Completion of the Acquisition is subject to a number of
conditions including as disclosed herein, but not limited to,
Exchange acceptance and if applicable, disinterested shareholder
approval. Where applicable, the Acquisition cannot close until the
required shareholder and Exchange approval is obtained. There can
be no assurance that the Acquisition will be completed as proposed
or at all.
Investors are cautioned that, except as disclosed in the
management information circular or filing statement to be prepared
in connection with the Acquisition, any information released or
received with respect to the Acquisition may not be accurate or
complete and should not be relied upon. Trading in the securities
of the Company should be considered highly speculative.
The TSX Venture Exchange has in no way passed upon the merits
of the proposed transaction and has neither approved nor
disapproved the contents of this press release.
All information contained in this press release with respect
to the Company and Sequoia was supplied by the parties
respectively, for inclusion herein, without independent review by
the other party, and each party and its directors and officers have
relied on the other party for any information concerning the other
party.
This press release does not constitute an offer to sell or a
solicitation of an offer to buy nor shall there be any sale of any
of the securities in any jurisdiction in which such offer,
solicitation or sale would be unlawful, including any of the
securities in the United States of
America. The securities have not been and will not be
registered under the United States Securities Act of 1933 (the
"1933 Act") or any state securities laws and may not be
offered or sold within the United
States or to, or for account or benefit of, U.S. persons (as
defined in Regulation S under the 1933 Act) unless registered under
the 1933 Act and applicable state securities laws, or an exemption
from such registration requirements is available.
Forward-Looking Information
This press release includes "forward-looking information"

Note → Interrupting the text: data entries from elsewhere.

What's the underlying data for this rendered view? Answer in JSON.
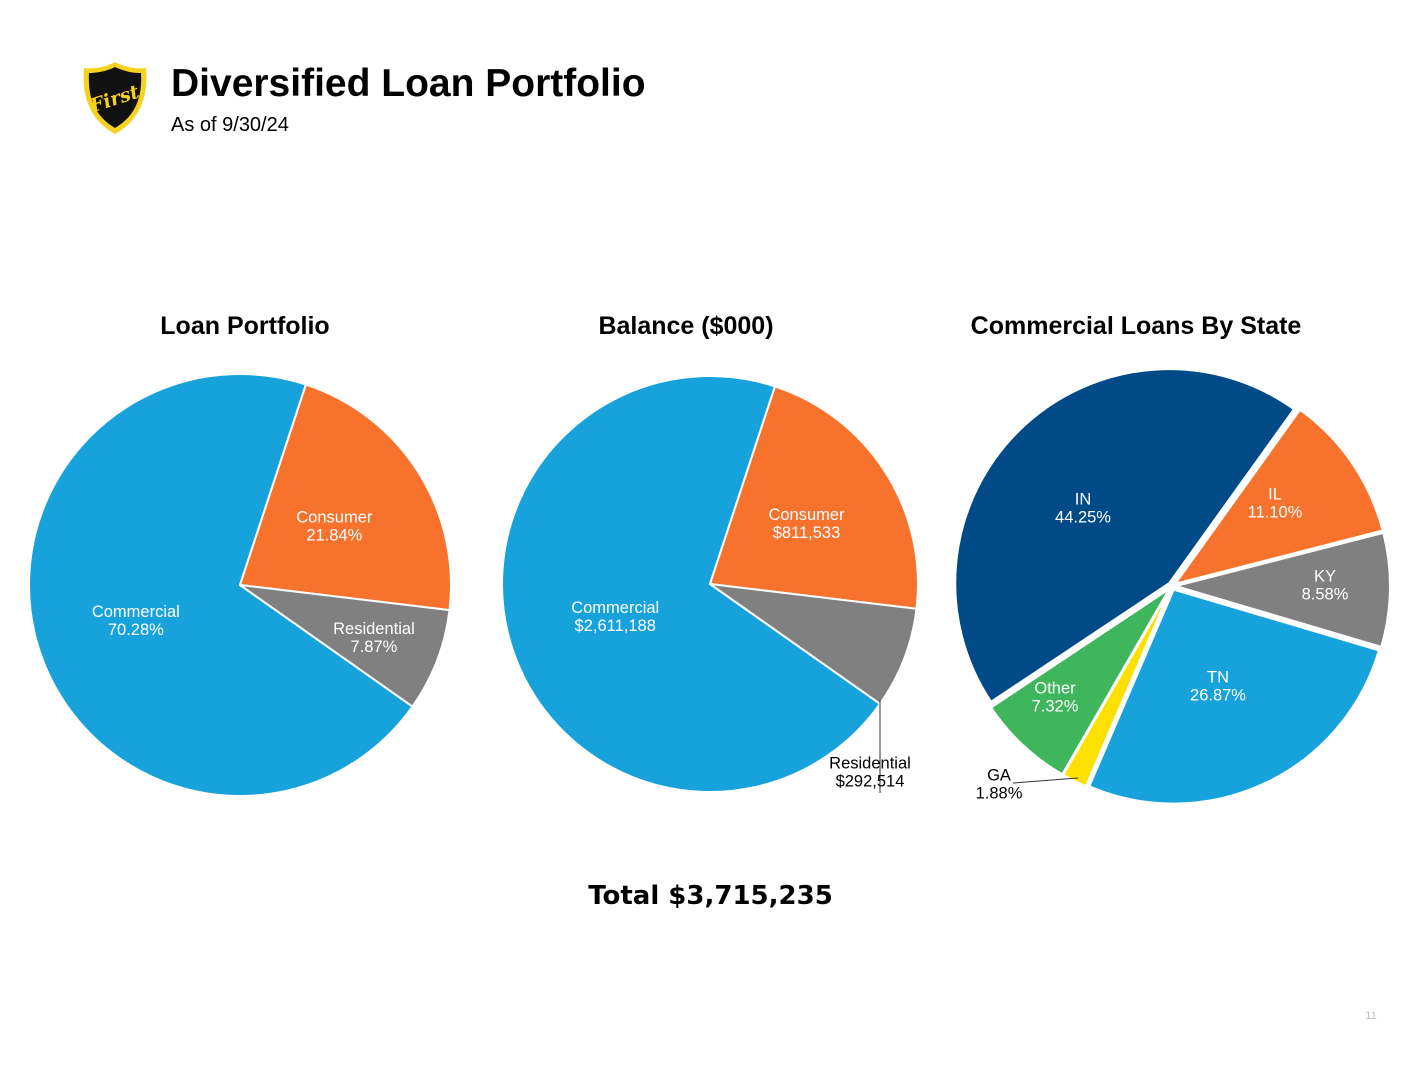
{
  "header": {
    "logo_text": "First",
    "title": "Diversified Loan Portfolio",
    "subtitle": "As of 9/30/24"
  },
  "colors": {
    "commercial": "#17a2dc",
    "consumer": "#f6722d",
    "residential": "#808080",
    "in_state": "#004b87",
    "il": "#f6722d",
    "ky": "#808080",
    "tn": "#17a2dc",
    "ga": "#fbe000",
    "other": "#3fb65b",
    "logo_gold": "#f5d21f",
    "logo_black": "#111111"
  },
  "chart_data": [
    {
      "type": "pie",
      "title": "Loan Portfolio",
      "slices": [
        {
          "label": "Commercial",
          "value": 70.28,
          "display": "70.28%",
          "color": "#17a2dc"
        },
        {
          "label": "Consumer",
          "value": 21.84,
          "display": "21.84%",
          "color": "#f6722d"
        },
        {
          "label": "Residential",
          "value": 7.87,
          "display": "7.87%",
          "color": "#808080"
        }
      ]
    },
    {
      "type": "pie",
      "title": "Balance ($000)",
      "slices": [
        {
          "label": "Commercial",
          "value": 2611188,
          "display": "$2,611,188",
          "color": "#17a2dc"
        },
        {
          "label": "Consumer",
          "value": 811533,
          "display": "$811,533",
          "color": "#f6722d"
        },
        {
          "label": "Residential",
          "value": 292514,
          "display": "$292,514",
          "color": "#808080"
        }
      ]
    },
    {
      "type": "pie",
      "title": "Commercial Loans By State",
      "slices": [
        {
          "label": "IN",
          "value": 44.25,
          "display": "44.25%",
          "color": "#004b87"
        },
        {
          "label": "IL",
          "value": 11.1,
          "display": "11.10%",
          "color": "#f6722d"
        },
        {
          "label": "KY",
          "value": 8.58,
          "display": "8.58%",
          "color": "#808080"
        },
        {
          "label": "TN",
          "value": 26.87,
          "display": "26.87%",
          "color": "#17a2dc"
        },
        {
          "label": "GA",
          "value": 1.88,
          "display": "1.88%",
          "color": "#fbe000"
        },
        {
          "label": "Other",
          "value": 7.32,
          "display": "7.32%",
          "color": "#3fb65b"
        }
      ]
    }
  ],
  "footer": {
    "total": "Total $3,715,235",
    "page_number": "11"
  }
}
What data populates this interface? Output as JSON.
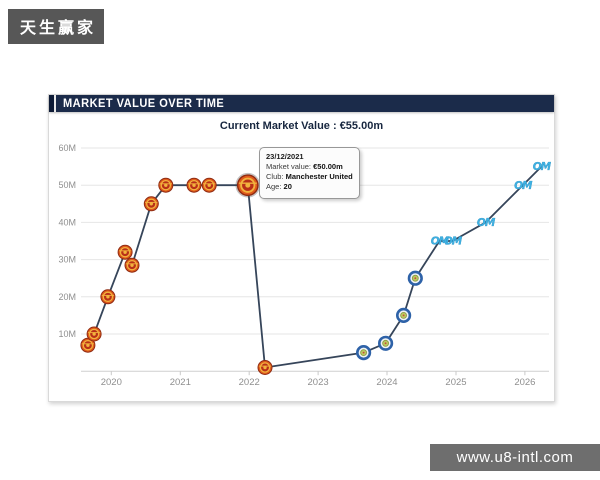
{
  "brand_banner": {
    "text": "天生赢家"
  },
  "watermark": {
    "text": "www.u8-intl.com"
  },
  "panel": {
    "header_title": "MARKET VALUE OVER TIME",
    "current_value_label": "Current Market Value : €55.00m"
  },
  "tooltip": {
    "date": "23/12/2021",
    "rows": [
      {
        "label": "Market value:",
        "value": "€50.00m"
      },
      {
        "label": "Club:",
        "value": "Manchester United"
      },
      {
        "label": "Age:",
        "value": "20"
      }
    ]
  },
  "colors": {
    "header_navy": "#1b2b4a",
    "line": "#36455a",
    "grid": "#e6e6e6",
    "axis_label": "#8f8f8f",
    "man_utd_orange": "#e05a1b",
    "man_utd_red": "#b93018",
    "man_utd_yellow": "#f2b33e",
    "blue_club_ring": "#2e62a8",
    "blue_club_center": "#bcc75f",
    "om_blue": "#3fb2e3"
  },
  "chart_data": {
    "type": "line",
    "title": "MARKET VALUE OVER TIME",
    "subtitle": "Current Market Value : €55.00m",
    "xlabel": "",
    "ylabel": "",
    "xlim": [
      2019.56,
      2026.35
    ],
    "ylim": [
      0,
      60
    ],
    "grid": true,
    "legend": "none",
    "line_color": "#36455a",
    "x_ticks": [
      2020,
      2021,
      2022,
      2023,
      2024,
      2025,
      2026
    ],
    "y_ticks": [
      {
        "value": 10,
        "label": "10M"
      },
      {
        "value": 20,
        "label": "20M"
      },
      {
        "value": 30,
        "label": "30M"
      },
      {
        "value": 40,
        "label": "40M"
      },
      {
        "value": 50,
        "label": "50M"
      },
      {
        "value": 60,
        "label": "60M"
      }
    ],
    "series": [
      {
        "name": "Market value (€m)",
        "points": [
          {
            "x": 2019.66,
            "value": 7,
            "club": "man_utd"
          },
          {
            "x": 2019.75,
            "value": 10,
            "club": "man_utd"
          },
          {
            "x": 2019.95,
            "value": 20,
            "club": "man_utd"
          },
          {
            "x": 2020.2,
            "value": 32,
            "club": "man_utd"
          },
          {
            "x": 2020.3,
            "value": 28.5,
            "club": "man_utd"
          },
          {
            "x": 2020.58,
            "value": 45,
            "club": "man_utd"
          },
          {
            "x": 2020.79,
            "value": 50,
            "club": "man_utd"
          },
          {
            "x": 2021.2,
            "value": 50,
            "club": "man_utd"
          },
          {
            "x": 2021.42,
            "value": 50,
            "club": "man_utd"
          },
          {
            "x": 2021.98,
            "value": 50,
            "club": "man_utd",
            "selected": true
          },
          {
            "x": 2022.23,
            "value": 1,
            "club": "man_utd"
          },
          {
            "x": 2023.66,
            "value": 5,
            "club": "blue_club"
          },
          {
            "x": 2023.98,
            "value": 7.5,
            "club": "blue_club"
          },
          {
            "x": 2024.24,
            "value": 15,
            "club": "blue_club"
          },
          {
            "x": 2024.41,
            "value": 25,
            "club": "blue_club"
          },
          {
            "x": 2024.76,
            "value": 35,
            "club": "om_club"
          },
          {
            "x": 2024.95,
            "value": 35,
            "club": "om_club"
          },
          {
            "x": 2025.43,
            "value": 40,
            "club": "om_club"
          },
          {
            "x": 2025.97,
            "value": 50,
            "club": "om_club"
          },
          {
            "x": 2026.24,
            "value": 55,
            "club": "om_club"
          }
        ]
      }
    ]
  }
}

that is subject to assumptions, risks and uncertainties, many of
which are beyond the control of the Company. Statements in
this news release which are not purely historical are forward
looking, including without limitation any statements concerning the
expected results of the Acquisition, the completion of the
transactions contemplated by the LOI, the anticipated timing
thereof, completion of the Financing and the expected use of
proceeds therefrom. Although the Company believes that any
forward-looking statements in this news release are reasonable,
there can be no assurance that any such forward-looking statements
will prove to be accurate. The Company cautions readers that
all forward-looking statements, are based on assumptions none of
which can be assured and are subject to certain risks and
uncertainties that could cause actual events or results to differ
materially from those indicated in the forward-looking statements.
Such forward-looking statements represent management's best
judgment based on information currently available. Readers are
advised to rely on their own evaluation of such risks and
uncertainties and should not place undue reliance on
forward-looking statements.
The forward‐looking statements and information
contained in this news release are made as of the date hereof and
no undertaking is given to update publicly or revise any
forward‐looking statements or information, whether as
a result of new information, future events or otherwise, unless so
required by applicable securities laws or the Exchange. The
forward-looking statements or information contained in this news
release are expressly qualified by this cautionary
statement.
SOURCE Little Fish Acquisition I Corp.